A media watchdog group criticized global media outlets for allowing coverage of this year’s refugee crises and immigration debates to be hijacked by right-wing populists, who capitalize on public fears of immigration for their own political gain, in a report released on Thursday.
The Ethical Journalism Network, based in the United Kingdom, reviewed U.S. and international media coverage in 2015 in selected countries, including Lebanon, Britain, the United States and Turkey, on stories such as the EU refugee crisis, the Rohingya fleeing persecution in Myanmar, the U.S. refugee crisis, which saw thousands escape gang violence in Central America, and the plight of the about 11 million undocumented immigrants in the U.S.
The authors, in an effort to analyze how news corporations cover immigration, concluded that U.S. outlets published too much coverage of presidential candidate Donald Trump’s “virulent attacks on immigrants” without fact-checking the content of his speeches. Three major U.S. cable news networks devoted nearly twice as much airtime to Trump as to any other Republican candidate, the report found. Most of this coverage focused on “his unapologetically xenophobic anti-immigration rhetoric.”

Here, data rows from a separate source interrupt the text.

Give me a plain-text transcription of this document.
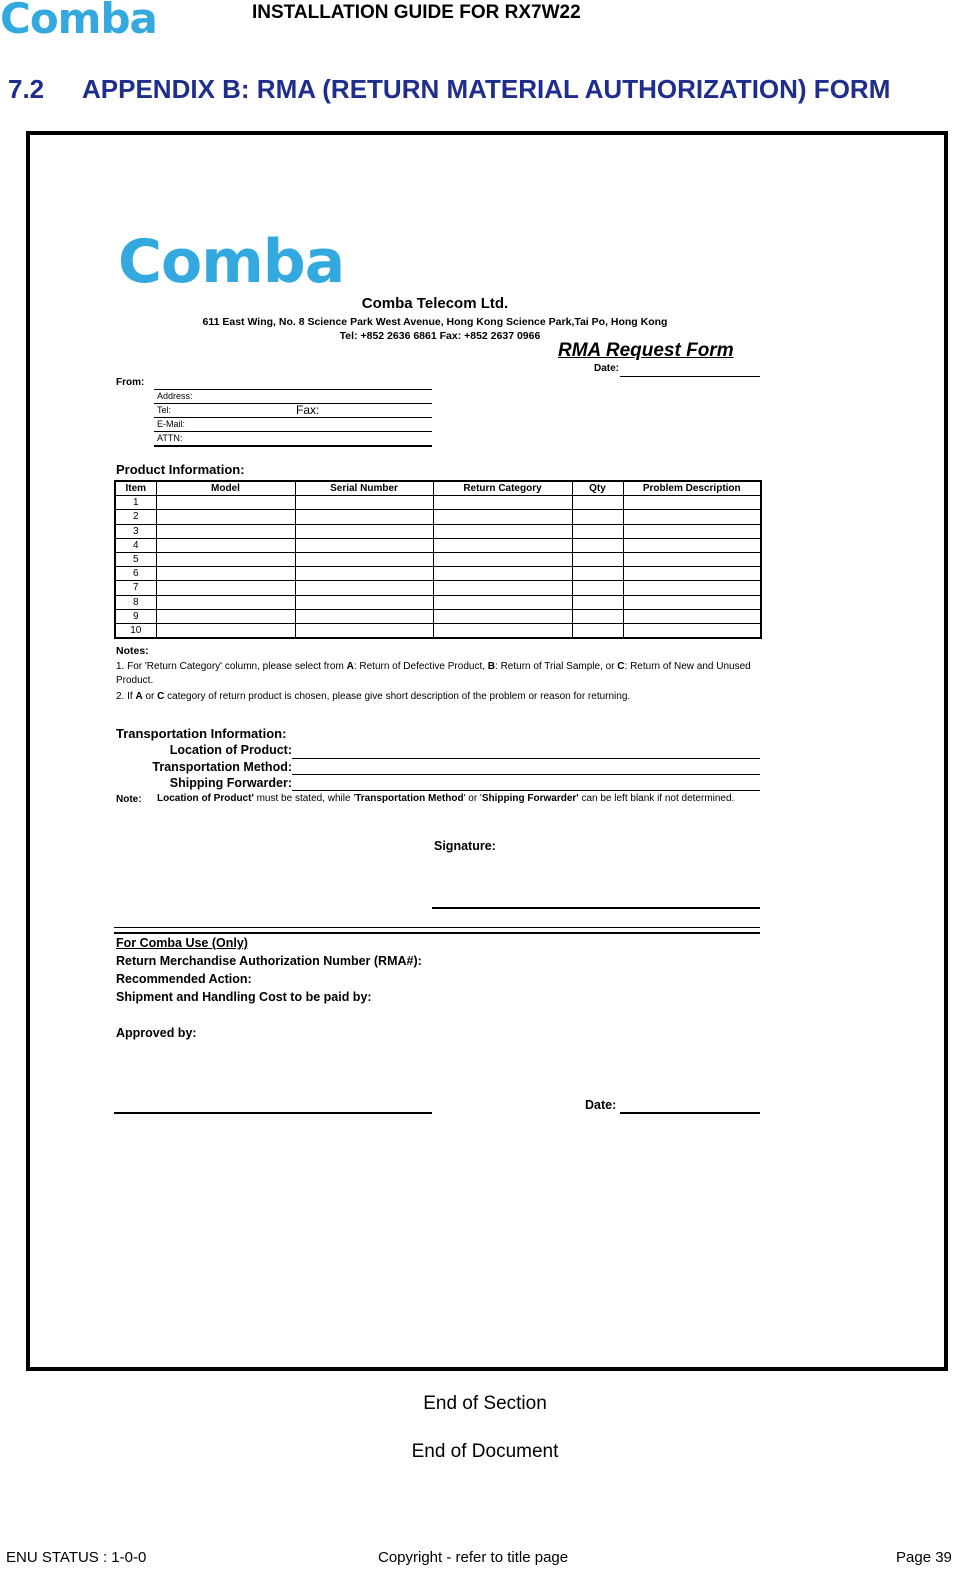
Comba	INSTALLATION GUIDE FOR RX7W22
7.2 APPENDIX B: RMA (RETURN MATERIAL AUTHORIZATION) FORM
Comba
Comba Telecom Ltd.
611 East Wing, No. 8 Science Park West Avenue, Hong Kong Science Park,Tai Po, Hong Kong
Tel: +852 2636 6861 Fax: +852 2637 0966
RMA Request Form
Date:
From:
Address:
Tel:	Fax:
E-Mail:
ATTN:
Product Information:
Item	Model	Serial Number	Return Category	Qty	Problem Description
1					
2					
3					
4					
5					
6					
7					
8					
9					
10					
Notes:
1. For 'Return Category' column, please select from A: Return of Defective Product, B: Return of Trial Sample, or C: Return of New and Unused Product.
2. If A or C category of return product is chosen, please give short description of the problem or reason for returning.
Transportation Information:
Location of Product:
Transportation Method:
Shipping Forwarder:
Note: Location of Product' must be stated, while 'Transportation Method' or 'Shipping Forwarder' can be left blank if not determined.
Signature:
For Comba Use (Only)
Return Merchandise Authorization Number (RMA#):
Recommended Action:
Shipment and Handling Cost to be paid by:
Approved by:
Date:
End of Section
End of Document
ENU STATUS : 1-0-0	Copyright - refer to title page	Page 39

Among Trump’s most cited, erroneous claims are that all Mexican immigrants are “rapists” and that an alleged crime wave in U.S. cities near the southern border can be attributed to people crossing the border, according to the report. The failure to fact-check such claims, the authors said, has contributed to greater acceptance of Trump’s beliefs.
The report also criticized U.S. outlets for “selective citation” of polling questions on immigration. “If you asked if immigrants who break the law should be punished and deported, a large majority said yes; if you asked if it were either feasible or desirable to forcibly expel millions of foreign-born workers and their families, most said no,” the report said.
Media that framed questions around immigrants who break the law have exacerbated anti-immigrant sentiments, the authors of the report concluded.
In Italy, a European Union member country where many of the more than 990,000 people entered the bloc's borders this year, journalists have found a better balance between covering the news and inadvertently promoting hate speech, the authors found.
While "the threat of hate speech is always there," they wrote, journalists' adherence to the "Rome charter" against discrimination, which was drawn up in collaboration with major Italian newspapers and the United Nations refugee agency in 2008, prevented some of that dynamic, the report said.